Rubin is correct, for religious tyranny comes from fanaticism with the Bible as the only source of wisdom and teaching. However, pundits, professors, and some statistics say evangelicalism represents only one-third of our country. That may be true. But as we learn week by week, they are loud and speak through a giant megaphone. And they are poised in essential places in our government’s judicial and legislative branches. They are governors of states defying and erasing our hard-won freedoms of the last 50 years.
I challenge the one-third number of evangelicals in America because 10,000 attend many mega churches planted all over our country and the world several times a week. Add to that the millions who watch televangelists every day, all day, while writing checks to already wealthy ministries.
From historian Heather Cox Richardson’s Letters from an American:
Millions worldwide, even charismatic Catholics, are part of the evangelical movement, which has become a radicalized cult. I hasten to say that not all, but too many align themselves with our former President and his acolytes. They inhale their news from Newsmax and conspiracy sources like a drug. This movement is more than one-third of our country.

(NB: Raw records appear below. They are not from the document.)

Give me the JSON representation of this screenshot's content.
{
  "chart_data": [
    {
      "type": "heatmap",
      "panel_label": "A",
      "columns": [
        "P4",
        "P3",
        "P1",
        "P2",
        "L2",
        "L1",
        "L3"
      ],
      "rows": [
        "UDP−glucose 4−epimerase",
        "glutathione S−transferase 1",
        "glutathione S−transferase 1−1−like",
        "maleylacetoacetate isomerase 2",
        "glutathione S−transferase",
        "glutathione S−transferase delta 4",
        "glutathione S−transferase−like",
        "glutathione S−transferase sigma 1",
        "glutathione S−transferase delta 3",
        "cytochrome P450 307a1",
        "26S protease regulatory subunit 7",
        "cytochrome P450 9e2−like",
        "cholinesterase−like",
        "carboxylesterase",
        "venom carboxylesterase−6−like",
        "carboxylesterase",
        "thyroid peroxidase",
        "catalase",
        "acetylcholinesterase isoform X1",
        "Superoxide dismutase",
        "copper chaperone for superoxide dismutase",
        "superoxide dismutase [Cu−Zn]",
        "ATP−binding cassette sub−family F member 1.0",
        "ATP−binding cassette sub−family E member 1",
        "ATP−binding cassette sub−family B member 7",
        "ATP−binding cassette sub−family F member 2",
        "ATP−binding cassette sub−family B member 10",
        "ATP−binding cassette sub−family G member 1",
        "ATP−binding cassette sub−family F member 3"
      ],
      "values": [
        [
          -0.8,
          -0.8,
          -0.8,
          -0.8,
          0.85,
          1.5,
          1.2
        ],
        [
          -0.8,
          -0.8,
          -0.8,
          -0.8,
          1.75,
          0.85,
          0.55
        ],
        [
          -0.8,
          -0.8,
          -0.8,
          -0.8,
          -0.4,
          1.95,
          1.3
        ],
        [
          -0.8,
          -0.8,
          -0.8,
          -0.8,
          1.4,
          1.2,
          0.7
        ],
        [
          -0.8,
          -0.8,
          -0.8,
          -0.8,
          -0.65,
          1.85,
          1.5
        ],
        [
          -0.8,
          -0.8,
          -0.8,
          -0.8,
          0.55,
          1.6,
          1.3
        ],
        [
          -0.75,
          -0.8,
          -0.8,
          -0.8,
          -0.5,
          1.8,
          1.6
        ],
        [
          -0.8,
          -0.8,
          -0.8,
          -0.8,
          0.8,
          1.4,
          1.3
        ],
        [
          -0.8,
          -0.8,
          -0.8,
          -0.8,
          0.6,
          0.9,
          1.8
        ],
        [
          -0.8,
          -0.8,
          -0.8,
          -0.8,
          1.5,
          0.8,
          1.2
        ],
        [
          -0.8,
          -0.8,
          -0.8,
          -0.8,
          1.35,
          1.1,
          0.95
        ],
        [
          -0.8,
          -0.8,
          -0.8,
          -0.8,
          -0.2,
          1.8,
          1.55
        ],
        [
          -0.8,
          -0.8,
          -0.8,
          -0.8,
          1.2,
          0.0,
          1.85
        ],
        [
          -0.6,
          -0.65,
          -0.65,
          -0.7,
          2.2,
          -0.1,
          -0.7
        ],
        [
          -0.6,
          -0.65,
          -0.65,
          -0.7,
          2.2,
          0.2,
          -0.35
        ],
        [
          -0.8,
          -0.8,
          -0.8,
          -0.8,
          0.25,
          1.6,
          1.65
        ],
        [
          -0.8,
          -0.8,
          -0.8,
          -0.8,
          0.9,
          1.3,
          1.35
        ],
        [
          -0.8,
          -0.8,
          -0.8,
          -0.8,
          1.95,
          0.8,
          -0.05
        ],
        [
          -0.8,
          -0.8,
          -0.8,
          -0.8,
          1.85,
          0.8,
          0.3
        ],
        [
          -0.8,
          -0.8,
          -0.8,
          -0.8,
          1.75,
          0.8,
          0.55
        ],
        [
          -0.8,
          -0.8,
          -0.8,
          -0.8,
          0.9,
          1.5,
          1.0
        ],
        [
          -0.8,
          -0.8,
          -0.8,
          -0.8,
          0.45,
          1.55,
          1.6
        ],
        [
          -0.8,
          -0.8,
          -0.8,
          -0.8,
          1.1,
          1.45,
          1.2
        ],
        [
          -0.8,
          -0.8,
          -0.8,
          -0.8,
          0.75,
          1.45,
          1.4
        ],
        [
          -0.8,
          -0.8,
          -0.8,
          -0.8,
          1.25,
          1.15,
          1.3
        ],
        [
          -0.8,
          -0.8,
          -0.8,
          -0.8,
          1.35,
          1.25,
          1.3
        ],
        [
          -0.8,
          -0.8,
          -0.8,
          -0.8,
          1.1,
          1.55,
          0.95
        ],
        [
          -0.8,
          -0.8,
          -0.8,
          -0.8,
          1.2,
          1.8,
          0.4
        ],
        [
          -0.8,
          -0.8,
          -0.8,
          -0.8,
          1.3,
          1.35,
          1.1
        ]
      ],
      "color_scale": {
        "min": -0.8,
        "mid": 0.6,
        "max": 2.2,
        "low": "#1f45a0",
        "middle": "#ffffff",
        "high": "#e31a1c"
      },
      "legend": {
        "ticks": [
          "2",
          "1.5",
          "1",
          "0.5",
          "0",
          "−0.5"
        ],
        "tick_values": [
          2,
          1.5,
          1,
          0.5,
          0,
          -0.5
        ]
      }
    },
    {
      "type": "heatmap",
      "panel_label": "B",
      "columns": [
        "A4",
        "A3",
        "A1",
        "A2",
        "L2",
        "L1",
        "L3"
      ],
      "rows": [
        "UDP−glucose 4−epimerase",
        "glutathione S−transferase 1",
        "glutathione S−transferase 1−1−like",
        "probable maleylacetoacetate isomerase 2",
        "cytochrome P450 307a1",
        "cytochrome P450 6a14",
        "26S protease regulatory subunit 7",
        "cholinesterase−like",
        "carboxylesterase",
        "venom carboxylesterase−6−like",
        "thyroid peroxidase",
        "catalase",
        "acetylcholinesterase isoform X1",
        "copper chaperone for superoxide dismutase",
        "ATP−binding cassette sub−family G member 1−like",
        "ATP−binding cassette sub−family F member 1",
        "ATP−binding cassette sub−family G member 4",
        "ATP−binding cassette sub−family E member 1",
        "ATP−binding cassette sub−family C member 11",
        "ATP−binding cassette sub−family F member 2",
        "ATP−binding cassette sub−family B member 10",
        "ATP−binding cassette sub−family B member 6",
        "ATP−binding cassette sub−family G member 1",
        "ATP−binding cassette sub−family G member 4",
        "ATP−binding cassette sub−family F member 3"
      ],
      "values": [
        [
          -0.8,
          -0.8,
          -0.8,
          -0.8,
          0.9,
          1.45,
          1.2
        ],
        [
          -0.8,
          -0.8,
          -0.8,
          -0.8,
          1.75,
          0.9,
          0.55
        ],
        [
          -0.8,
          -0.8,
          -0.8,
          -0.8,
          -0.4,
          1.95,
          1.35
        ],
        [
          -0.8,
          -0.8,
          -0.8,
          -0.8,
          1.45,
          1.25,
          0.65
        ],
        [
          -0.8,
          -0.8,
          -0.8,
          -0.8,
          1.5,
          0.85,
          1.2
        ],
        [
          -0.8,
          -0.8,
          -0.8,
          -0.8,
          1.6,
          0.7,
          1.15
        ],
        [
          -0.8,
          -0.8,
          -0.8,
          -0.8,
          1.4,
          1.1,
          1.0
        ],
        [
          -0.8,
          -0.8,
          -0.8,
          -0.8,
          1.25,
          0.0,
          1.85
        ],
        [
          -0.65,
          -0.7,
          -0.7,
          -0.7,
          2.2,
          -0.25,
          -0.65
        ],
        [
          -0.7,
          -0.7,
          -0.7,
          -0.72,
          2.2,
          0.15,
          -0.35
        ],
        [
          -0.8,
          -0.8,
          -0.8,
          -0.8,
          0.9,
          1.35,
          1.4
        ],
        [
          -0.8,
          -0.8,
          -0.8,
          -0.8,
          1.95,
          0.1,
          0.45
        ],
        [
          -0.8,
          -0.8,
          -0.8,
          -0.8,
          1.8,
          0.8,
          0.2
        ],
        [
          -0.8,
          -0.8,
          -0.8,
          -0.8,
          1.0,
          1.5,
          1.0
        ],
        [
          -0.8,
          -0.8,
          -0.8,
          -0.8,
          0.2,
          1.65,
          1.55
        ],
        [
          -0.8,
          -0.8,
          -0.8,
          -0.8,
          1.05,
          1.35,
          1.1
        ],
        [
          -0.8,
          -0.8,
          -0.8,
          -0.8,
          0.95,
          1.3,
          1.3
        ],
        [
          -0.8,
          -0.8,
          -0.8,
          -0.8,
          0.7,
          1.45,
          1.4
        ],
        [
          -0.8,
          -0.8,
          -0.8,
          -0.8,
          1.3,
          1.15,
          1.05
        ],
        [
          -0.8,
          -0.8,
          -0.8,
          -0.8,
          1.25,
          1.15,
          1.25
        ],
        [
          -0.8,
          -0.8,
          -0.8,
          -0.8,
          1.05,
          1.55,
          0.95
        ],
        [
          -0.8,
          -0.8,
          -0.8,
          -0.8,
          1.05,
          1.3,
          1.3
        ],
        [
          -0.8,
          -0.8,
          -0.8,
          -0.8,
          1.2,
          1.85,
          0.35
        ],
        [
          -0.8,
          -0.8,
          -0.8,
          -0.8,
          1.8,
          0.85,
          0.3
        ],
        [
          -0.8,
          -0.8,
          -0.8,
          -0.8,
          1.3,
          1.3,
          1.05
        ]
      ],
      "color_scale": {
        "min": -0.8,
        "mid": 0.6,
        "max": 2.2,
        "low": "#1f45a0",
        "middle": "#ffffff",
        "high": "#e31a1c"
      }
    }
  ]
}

We are a country divided by politics, religious beliefs, racism, injustices, and a vast chasm between the ‘haves’ and ‘have nots.’ The genesis of these confessions is that an extremist, pseudo-Jesus-loving group of people formed a deep belief about me as they do about anyone who is not like them. They acted on their self-righteousness and branded an invisible scarlet letter on my forehead for something I am not and for being who I am as a woman and an equal. White Christian evangelicals advanced themselves into the public square through the narrow lens of one book. They supported a sociopathic man for President and primed him to do their bidding to win.
You may wrap words around the evangelical influence in our governmental and judicial arenas to soften the reality or deny it altogether. However, our Democracy is at risk, and anger rages through our neighborhoods with guns to wound and kill those who are not like them.